When we left him last week, David was dangling from the top of a telephone pole while the wild cat that chased him there clung halfway up the side, ferociously guarding the only escape route.  I, in the meantime, was trying to drive the demon off by wildly throwing rocks into the cattails, the nearby trees, the air, and one that even went a full forty-five degrees down the road to my left.   I was considering trying to shimmy up the pole myself when, for no discernible reason, Wild Cat suddenly decided to call it quits.  It went silent for a few seconds before backing down the pole and disappearing into the surrounding brush and then poof.  It was gone.  That fast.

Initially I was relieved.  Elated.  Jubilant.  But then I looked back up at David still hanging from the crossbar and realized he probably didn’t know how to climb back down.  Of course he hadn’t really known how to climb up either but he’d had the benefit of adrenaline-fueled terror moving in that direction.  Now that it had worn off he was just uncomfortable, limp, and fat.  The thought occurred to me it might be time to see if firemen really do rescue cats from high places.

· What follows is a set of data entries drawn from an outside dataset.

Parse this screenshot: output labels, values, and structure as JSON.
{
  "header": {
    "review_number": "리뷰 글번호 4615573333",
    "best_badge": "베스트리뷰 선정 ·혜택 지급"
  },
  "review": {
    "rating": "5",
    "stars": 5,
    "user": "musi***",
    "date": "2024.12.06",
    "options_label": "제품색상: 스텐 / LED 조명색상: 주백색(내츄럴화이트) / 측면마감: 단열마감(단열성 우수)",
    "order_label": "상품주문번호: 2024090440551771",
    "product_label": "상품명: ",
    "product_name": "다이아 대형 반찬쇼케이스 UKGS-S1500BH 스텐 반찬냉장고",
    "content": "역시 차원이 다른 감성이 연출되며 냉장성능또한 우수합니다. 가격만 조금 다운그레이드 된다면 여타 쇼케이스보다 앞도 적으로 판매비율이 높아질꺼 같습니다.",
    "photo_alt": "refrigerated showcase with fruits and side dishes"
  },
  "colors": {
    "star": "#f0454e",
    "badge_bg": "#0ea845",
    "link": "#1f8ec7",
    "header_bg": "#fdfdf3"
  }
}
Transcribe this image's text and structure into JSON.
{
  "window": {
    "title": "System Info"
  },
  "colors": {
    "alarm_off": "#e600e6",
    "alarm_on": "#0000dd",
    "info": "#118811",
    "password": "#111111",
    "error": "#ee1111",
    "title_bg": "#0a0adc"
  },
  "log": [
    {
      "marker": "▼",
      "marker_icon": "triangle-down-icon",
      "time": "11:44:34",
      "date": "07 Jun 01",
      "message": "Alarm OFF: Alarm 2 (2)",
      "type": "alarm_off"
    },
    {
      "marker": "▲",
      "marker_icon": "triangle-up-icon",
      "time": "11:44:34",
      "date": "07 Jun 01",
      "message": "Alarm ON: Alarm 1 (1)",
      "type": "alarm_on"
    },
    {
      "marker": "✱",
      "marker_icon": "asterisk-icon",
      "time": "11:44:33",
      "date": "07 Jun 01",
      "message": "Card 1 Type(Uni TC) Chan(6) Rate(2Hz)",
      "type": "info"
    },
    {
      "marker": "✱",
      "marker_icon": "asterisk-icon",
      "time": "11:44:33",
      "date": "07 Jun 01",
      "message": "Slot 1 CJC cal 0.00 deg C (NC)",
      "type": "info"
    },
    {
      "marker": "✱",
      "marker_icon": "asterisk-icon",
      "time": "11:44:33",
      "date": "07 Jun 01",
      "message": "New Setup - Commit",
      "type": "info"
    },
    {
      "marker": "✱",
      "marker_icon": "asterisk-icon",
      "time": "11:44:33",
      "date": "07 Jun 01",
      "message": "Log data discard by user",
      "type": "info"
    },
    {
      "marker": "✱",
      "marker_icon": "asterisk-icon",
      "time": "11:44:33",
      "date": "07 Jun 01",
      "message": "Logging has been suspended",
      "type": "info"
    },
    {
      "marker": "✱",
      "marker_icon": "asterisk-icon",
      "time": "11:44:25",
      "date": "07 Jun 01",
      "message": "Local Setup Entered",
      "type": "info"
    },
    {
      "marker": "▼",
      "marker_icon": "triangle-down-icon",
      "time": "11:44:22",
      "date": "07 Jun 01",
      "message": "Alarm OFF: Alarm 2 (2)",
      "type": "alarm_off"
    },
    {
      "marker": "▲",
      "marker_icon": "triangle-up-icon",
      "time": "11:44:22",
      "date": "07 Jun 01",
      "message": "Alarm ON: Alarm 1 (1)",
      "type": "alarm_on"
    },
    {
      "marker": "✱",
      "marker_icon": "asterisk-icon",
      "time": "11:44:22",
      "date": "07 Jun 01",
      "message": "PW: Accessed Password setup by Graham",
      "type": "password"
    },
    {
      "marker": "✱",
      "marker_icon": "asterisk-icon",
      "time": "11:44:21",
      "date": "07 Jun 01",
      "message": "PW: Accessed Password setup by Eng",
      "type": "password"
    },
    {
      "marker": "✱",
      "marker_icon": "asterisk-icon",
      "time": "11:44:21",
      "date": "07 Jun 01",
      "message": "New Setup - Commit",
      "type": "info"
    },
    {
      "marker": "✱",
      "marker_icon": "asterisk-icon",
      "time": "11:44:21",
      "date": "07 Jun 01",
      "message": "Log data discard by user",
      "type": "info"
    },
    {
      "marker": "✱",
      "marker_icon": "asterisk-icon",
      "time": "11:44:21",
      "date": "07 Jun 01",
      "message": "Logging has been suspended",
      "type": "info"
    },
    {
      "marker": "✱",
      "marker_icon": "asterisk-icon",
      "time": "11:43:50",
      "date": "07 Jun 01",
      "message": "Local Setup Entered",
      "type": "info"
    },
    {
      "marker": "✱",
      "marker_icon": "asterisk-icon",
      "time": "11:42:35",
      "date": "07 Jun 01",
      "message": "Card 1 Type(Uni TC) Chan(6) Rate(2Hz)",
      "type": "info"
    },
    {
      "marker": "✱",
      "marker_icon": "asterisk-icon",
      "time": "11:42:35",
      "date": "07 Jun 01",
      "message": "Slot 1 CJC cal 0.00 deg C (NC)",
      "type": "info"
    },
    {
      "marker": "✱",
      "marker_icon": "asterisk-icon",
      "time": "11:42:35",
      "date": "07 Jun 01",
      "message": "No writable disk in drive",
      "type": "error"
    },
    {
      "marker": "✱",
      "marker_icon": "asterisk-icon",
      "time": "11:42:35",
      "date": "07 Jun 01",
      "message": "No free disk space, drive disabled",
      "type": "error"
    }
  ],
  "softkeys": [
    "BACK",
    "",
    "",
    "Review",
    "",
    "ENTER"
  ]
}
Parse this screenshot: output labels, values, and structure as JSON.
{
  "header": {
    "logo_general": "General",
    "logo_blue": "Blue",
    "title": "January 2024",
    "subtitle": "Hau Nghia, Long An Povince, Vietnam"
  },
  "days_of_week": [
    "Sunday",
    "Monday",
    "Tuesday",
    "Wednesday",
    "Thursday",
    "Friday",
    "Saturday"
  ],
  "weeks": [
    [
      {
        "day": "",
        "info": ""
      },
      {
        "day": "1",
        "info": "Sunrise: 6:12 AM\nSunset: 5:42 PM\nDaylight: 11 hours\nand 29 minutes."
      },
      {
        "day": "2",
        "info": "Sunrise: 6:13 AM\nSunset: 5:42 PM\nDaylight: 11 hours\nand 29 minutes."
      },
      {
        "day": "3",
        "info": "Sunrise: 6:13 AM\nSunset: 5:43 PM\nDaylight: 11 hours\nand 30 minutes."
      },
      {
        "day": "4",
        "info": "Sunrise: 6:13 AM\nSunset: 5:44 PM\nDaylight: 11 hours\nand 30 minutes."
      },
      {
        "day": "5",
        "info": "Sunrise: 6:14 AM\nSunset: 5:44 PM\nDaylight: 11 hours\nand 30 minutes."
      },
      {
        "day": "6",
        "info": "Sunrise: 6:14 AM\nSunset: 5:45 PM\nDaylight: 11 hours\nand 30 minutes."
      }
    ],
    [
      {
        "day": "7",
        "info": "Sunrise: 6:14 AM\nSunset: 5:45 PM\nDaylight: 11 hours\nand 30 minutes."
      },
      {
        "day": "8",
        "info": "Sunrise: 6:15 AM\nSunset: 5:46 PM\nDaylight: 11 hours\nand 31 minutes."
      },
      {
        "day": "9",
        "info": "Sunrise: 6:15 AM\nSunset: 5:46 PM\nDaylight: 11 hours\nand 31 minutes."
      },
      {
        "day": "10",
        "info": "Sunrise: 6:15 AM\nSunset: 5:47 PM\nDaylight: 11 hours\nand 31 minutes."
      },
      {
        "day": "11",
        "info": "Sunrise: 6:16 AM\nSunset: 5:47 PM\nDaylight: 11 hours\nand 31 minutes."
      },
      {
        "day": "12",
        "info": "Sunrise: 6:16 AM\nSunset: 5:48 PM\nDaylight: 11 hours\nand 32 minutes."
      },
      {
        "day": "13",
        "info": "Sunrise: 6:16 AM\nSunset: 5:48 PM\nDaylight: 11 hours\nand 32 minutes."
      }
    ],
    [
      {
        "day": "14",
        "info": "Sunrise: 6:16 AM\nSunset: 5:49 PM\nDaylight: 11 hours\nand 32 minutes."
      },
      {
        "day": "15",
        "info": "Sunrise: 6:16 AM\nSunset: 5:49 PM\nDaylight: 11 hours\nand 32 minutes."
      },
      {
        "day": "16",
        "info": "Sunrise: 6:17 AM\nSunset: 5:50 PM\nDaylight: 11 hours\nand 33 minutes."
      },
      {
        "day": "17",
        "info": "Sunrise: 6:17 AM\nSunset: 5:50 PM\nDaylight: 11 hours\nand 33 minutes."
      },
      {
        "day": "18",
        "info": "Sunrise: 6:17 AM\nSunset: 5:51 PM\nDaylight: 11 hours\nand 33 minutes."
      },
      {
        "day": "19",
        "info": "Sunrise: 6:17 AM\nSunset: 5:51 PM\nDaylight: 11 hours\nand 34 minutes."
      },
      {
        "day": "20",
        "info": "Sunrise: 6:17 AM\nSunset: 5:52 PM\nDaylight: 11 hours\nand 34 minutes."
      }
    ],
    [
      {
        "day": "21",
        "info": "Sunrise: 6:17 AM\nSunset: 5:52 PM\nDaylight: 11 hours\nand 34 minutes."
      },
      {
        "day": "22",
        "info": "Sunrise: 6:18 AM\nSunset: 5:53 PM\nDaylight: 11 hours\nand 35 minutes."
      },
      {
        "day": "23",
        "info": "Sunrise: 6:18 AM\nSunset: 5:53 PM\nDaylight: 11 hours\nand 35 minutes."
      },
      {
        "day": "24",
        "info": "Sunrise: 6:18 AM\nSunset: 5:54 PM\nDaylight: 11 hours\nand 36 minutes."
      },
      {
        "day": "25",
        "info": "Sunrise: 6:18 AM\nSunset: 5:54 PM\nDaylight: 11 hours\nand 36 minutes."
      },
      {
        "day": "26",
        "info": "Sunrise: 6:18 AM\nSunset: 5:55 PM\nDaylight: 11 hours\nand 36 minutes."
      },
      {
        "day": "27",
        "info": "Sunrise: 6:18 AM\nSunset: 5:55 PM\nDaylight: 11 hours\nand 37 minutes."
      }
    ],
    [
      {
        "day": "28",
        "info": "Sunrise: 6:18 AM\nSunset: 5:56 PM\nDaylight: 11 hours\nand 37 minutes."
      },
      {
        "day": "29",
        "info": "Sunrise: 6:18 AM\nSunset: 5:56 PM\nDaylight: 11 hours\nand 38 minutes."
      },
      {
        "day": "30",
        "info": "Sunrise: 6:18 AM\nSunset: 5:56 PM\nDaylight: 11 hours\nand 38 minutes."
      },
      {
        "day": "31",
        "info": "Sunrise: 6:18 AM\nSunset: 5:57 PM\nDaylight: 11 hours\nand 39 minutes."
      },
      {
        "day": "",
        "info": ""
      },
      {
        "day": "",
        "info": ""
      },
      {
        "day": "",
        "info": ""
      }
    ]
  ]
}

In the end that wasn’t necessary.  It took close to twenty minutes of cajoling but David finally decided to come down on his own.  He scooched back along the crossbar, transferred to the pole, and worked his way down to the ground backwards.  Once there, no amount of coaxing could lure him back up onto the exposed vulnerability of the road, but he followed me on a parallel path through the brush as I turned and beat a hasty retreat back to the apartment.  At the last he had to break from cover and make a wild dash across the road to the door where he bunched himself into a corner, casting panicked glances over his shoulder for the few seconds it took me to unlock it and let him inside.

Needless to say, David refused to ever step outside the apartment again and I no longer invited him to even accompany me to the door.  We were both pretty shaken up.  Color me superstitious but I found myself wondering if  his agoraphobia might not have been due to some kind of premonition on his part.  What if he actually knew what was waiting for him out there?  Maybe he’d had wild cat nightmares from kitten-hood, warnings sent from the future to Stay!  Stay inside for godsakes! no matter who beckons–no matter how friendly or safe the girl who eventually opens the door might seem.

The good news is that, after things settled back down, as long as he didn’t have to go outside David was the same bloated, happy, affectionate cat he’d always been.  Aside from a new tendency to give the front entryway a wide berth, he seemed basically unchanged by the whole experience.  His world  returned to the small, cramped space it had been before, the one which constricted his geographical range but in no way limited his level of contentment.  That was what particularly struck me.  In spite of his phobia David the Scaredy Cat remained one of the sunniest, most upbeat creatures I have ever, to this day, encountered.

I thought about him a lot, years later, as I spiraled down into the collapsing world of agoraphobia myself.  My first instinct was to fight against the overwhelming tendency to withdraw, to try and force myself to go out anyway and do all the things I’d always done, but it was like trying to swim out of the gravitational pull of a black hole.  I could spend hours in paralyzed terror contemplating the front door, trying to work up the nerve to grab the knob and turn it, but the harder I pushed myself the more extensive my internal collapse became.  Eventually, not only was I unable to go outside the house most of the time, I could barely function inside it either.

So finally, in desperation, I decided to try David’s trick.  I surrendered.  I shaved down my life to the bare essentials, outlining the few critical commitments I had to at least try to meet–getting out of bed in the morning, taking a shower, feeding my family–and then deliberately cut the rope that tied me to all the rest.  I redefined my basic world as the one that existed within the four walls of our home, accepted it, and–surprise, surprise–experienced an immediate rebound.

This is not to say I instantly attained David’s zen-like level of perfect bliss by any means.  Not hardly.  My agoraphobia was only a beginning symptom of something far bigger that would take me years to learn how to navigate.

But the immediate paralysis ebbed somewhat.  As soon as I stopped demanding a full return to my previous, now impossible life schedule, something frozen in me started to thaw again.  It wiggled its fingers and toes.  It drew breath.  It tentatively started to work again on the now drastically scaled down version of my life.

I discovered that–for me–in spite of the fear, in spite of the sluggishness, in spite of the overwhelming sense of heaviness that kept dragging me down towards lethargy and despair, I still somehow retained the capacity to both love and navigate.  That was my miracle during those years, the transcendent thing I could still create even in an incredibly shrinking world.   My territory got a whole lot smaller, yes, but my heart and willingness to explore it didn’t.  And that’s what David’s example taught me.

That’s also why David is, along with Cerebral Palsy Man, one of my biggest heroes.